Francis sees the surging tide of jobless and migrants as part of the same global crisis produced by dehumanizing capitalism. When he speaks to workers, he asks them not to see migrants as threats or rivals, but as fellow victims of the liquid economy, and to make common cause.
And he helps them act. Quietly, Francis has over the last four years been supporting and guiding a global association of “excluded workers” like garbage pickers and migrant laborers, acting as their visible leader. At the gatherings of these “popular movements’” — two at the Vatican, one in Santa Cruz, Bolivia, and recently in Modesto — he continually stresses that deep and lasting change will come when those on the margins unite, creating strong social institutions that deepen the bonds of trust and solidarity.
“Many people are hoping for a change capable of releasing them from the bondage of individualism and the despondency it spawns,” he told the attendees of the second meeting, in Bolivia in 2015.
“I would even say,” he added, “that the future of humanity is in great measure in your own hands, through your ability to organize and carry out creative alternatives, through your daily efforts to ensure the three L’s (labor, lodging, land).”
In Francis’s post-neoliberal future, the poor of the world act with the church and civil-society organizations to create an economy that serves human flourishing, while calling on states to receive migrants in solidarity. In Mr. Trump’s post-neoliberal future, former chief executives, billionaire hedge-fund managers and real estate moguls dismantle the state to make capitalism yet more liquid, but use the state to stiffen borders.

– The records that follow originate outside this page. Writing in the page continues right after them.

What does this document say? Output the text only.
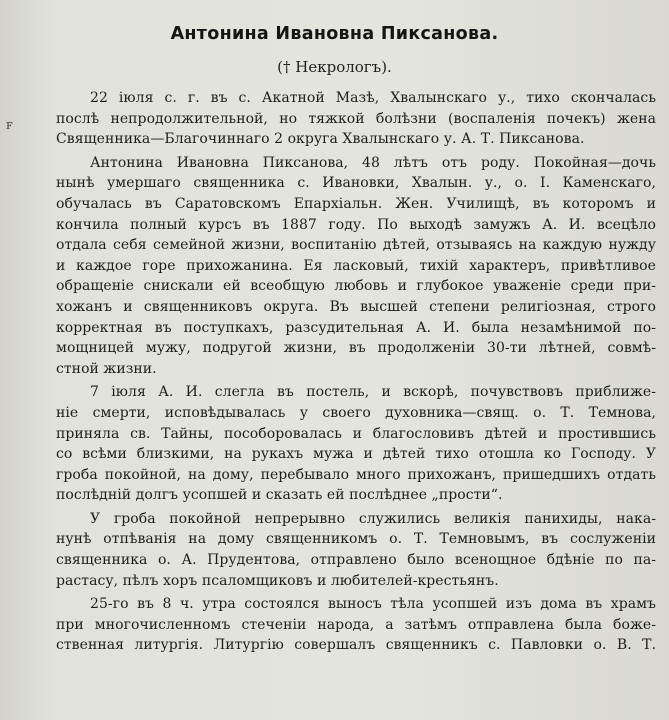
ꜰ
Антонина Ивановна Пиксанова.
(† Некрологъ).
22 іюля с. г. въ с. Акатной Мазѣ, Хвалынскаго у., тихо скончалась
послѣ непродолжительной, но тяжкой болѣзни (воспаленія почекъ) жена
Священника—Благочиннаго 2 округа Хвалынскаго у. А. Т. Пиксанова.
Антонина Ивановна Пиксанова, 48 лѣтъ отъ роду. Покойная—дочь
нынѣ умершаго священника с. Ивановки, Хвалын. у., о. І. Каменскаго,
обучалась въ Саратовскомъ Епархіальн. Жен. Училищѣ, въ которомъ и
кончила полный курсъ въ 1887 году. По выходѣ замужъ А. И. всецѣло
отдала себя семейной жизни, воспитанію дѣтей, отзываясь на каждую нужду
и каждое горе прихожанина. Ея ласковый, тихій характеръ, привѣтливое
обращеніе снискали ей всеобщую любовь и глубокое уваженіе среди при-
хожанъ и священниковъ округа. Въ высшей степени религіозная, строго
корректная въ поступкахъ, разсудительная А. И. была незамѣнимой по-
мощницей мужу, подругой жизни, въ продолженіи 30-ти лѣтней, совмѣ-
стной жизни.
7 іюля А. И. слегла въ постель, и вскорѣ, почувствовъ приближе-
ніе смерти, исповѣдывалась у своего духовника—свящ. о. Т. Темнова,
приняла св. Тайны, пособоровалась и благословивъ дѣтей и простившись
со всѣми близкими, на рукахъ мужа и дѣтей тихо отошла ко Господу. У
гроба покойной, на дому, перебывало много прихожанъ, пришедшихъ отдать
послѣдній долгъ усопшей и сказать ей послѣднее „прости“.
У гроба покойной непрерывно служились великія панихиды, нака-
нунѣ отпѣванія на дому священникомъ о. Т. Темновымъ, въ сослуженіи
священника о. А. Прудентова, отправлено было всенощное бдѣніе по па-
растасу, пѣлъ хоръ псаломщиковъ и любителей-крестьянъ.
25-го въ 8 ч. утра состоялся выносъ тѣла усопшей изъ дома въ храмъ
при многочисленномъ стеченіи народа, а затѣмъ отправлена была боже-
ственная литургія. Литургію совершалъ священникъ с. Павловки о. В. Т.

That said, the kernel of the rift between the pope and the president is ultimately religious. Mr. Bannon believes the Catholic Church has to be rescued from Francis, whom he sees as part of the global elite (a description that would certainly surprise the pope). Mr. Trump’s chief ideologue has formed a curious alliance with Pope Francis’s archcritic, Raymond Burke, an American cardinal based in Rome, in their shared conviction that “Christian culture” is engaged in a deadly rivalry with Islam — the Samuel Huntington thesis, shared by the Islamic State, of an enduring “clash of civilizations.”
Francis abhors this notion and rejects it at every turn. Religion, which is universal (because God is), can never be captured by a national culture; nor can true religion ever be the cause of terrorism and violence. For Francis, all fundamentalism — whether Christian or Muslim or nativist — is atheism, and all violence in the name of religion is simply nonsensical. (This is what he meant when he surprised many Catholics by describing the slaying of a French priest, Jacques Hamel, by Islamic State sympathizers in July last year as “absurd violence.”)
For the pope, a Christian nation that defends its faith by turning away people in need is not protecting its faith but poisoning it; being true to Christianity requires seeing all as equal creatures of God, whoever they are and whatever they believe. When journalists discovered that the 12 refugees traveling back with the pope from Lesbos in February were Muslim, they asked him why he picked them.
“I didn’t make a religious choice between Christians and Muslims,” he answered. “These three families had their documents in order. There were, for example, two Christian families who didn’t. This is not a privilege. All 12 of them are children of God. It’s a privilege to be a child of God.”
Austen Ivereigh is the author of The Great Reformer: Francis and the Making of a Radical Pope and a contributing editor for the Catholic news site Crux.